Chip maker responds to allegation that it is hoarding Universal Serial Bus 3.0 specification information.
Rumors that Intel is not releasing the Universal Serial Bus 3.0
specification to its technology partners in a timely manner have
prompted a rebuttal. The allegation really concerns the Intel host
controller specification used by chip manufacturers, according to
Nick Knupffer, an Intel employee.
He provided an estimated arrival time.
"The Intel host controller spec is expected to be unveiled to
the industry as soon as possible, in the second half of the year,"
The host controller spec is typically what chipmakers use in
developing their products he added. It's different from the USB 3.0
specification, which is managed by the USB 3.0 Promoter Group,
Knupffer wrote. Members of that group include HP, Microsoft, NEC,
NXP Semiconductors and Texas Instruments, along with Intel.
The actual USB 3.0 products are not expected to appear on the
market until next year, according to an October interview of Intel's Jeff Ravencraft,
who serves as the USB 3.0 Promoter Group chairman.
"If the USB 3.0 Promoter's Group meets its objective of spec
completion in the first half of 2008, then we should see the first
silicon solutions on the market in 2009, followed by end products
in late 2009 or early 2010," Ravencraft said.
The allegation that Intel was hoarding USB 3.0 spec information
from competing chipmakers surfaced in A CNET News.com story by Brooke Crothers. That story
cited an unnamed AMD source, who suggested that some chipmakers may
"create a new open host controller standard for USB 3.0" in
reaction to Intel's alleged delay.
There was no response from AMD at press time on whether there
was any substance to that statement.
Knupffer denied that Intel is holding back the specification.
Instead, Intel wants to get the spec out because USB 3.0 products
will help feed the demand for Intel's quad-core processers, he
argued. He pointed to Intel's heavy investment in the standard,
which will be provided to manufacturers royalty free.
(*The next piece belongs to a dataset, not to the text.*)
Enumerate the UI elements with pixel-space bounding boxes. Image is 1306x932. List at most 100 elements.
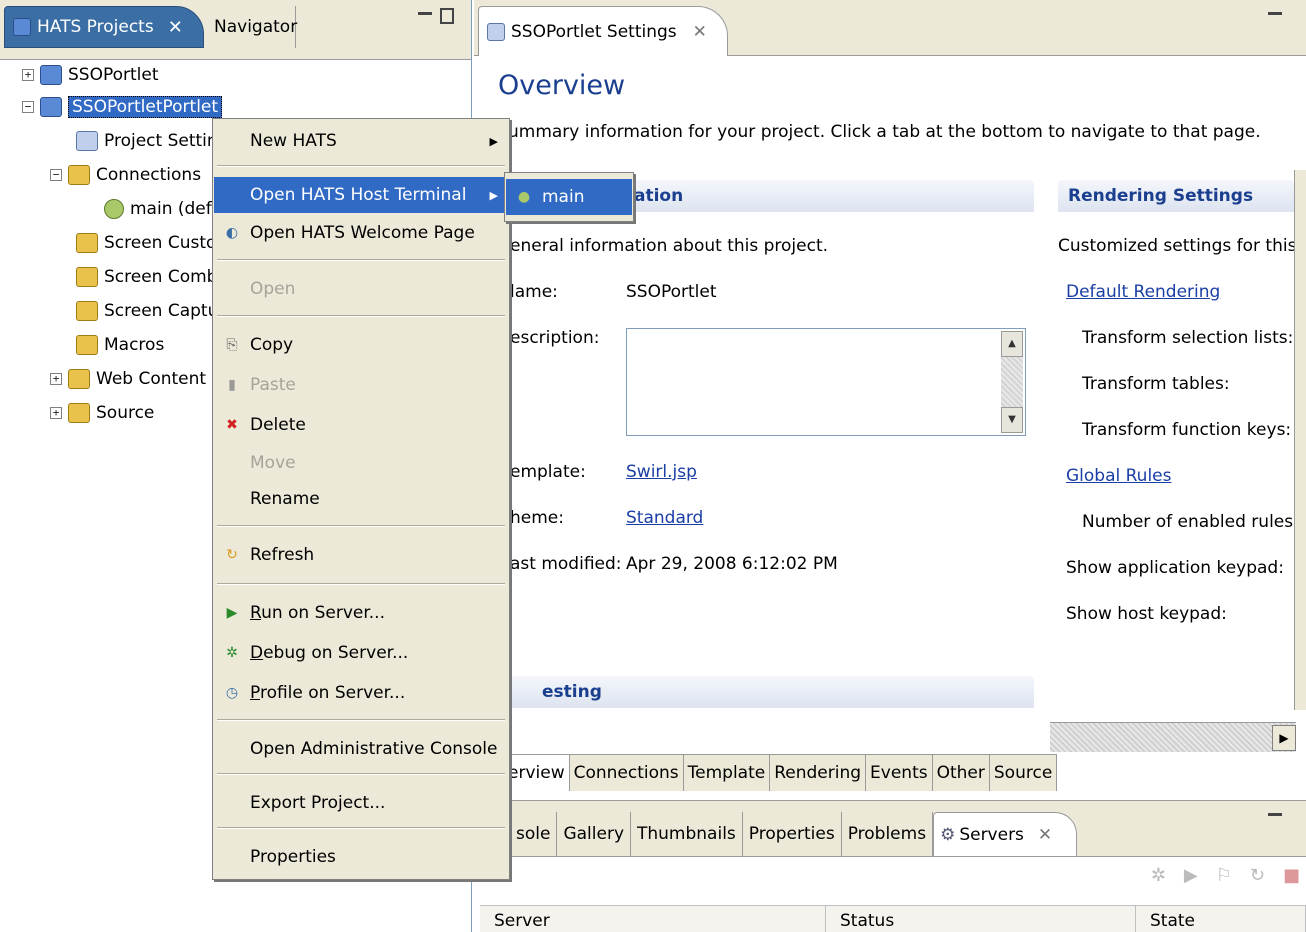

Finally, he
argued that Intel can't deliver an undeveloped spec.
"As an Intel specification, Intel has the responsibility to
insure that specifications we deliver to the industry are fully
developed and mature enough for others to use," he wrote.
If Intel did delay releasing spec information, it would give
that company a jump on rival chipmakers, such as AMD, Nvidia and
Via Technologies, on delivering USB 3.0 products.
USB 3.0 is the next high-speed interconnection standard that
promises data transfer rates of up to 4.7 Gbps, or about 10 times
the speed of the current USB 2.0 standard.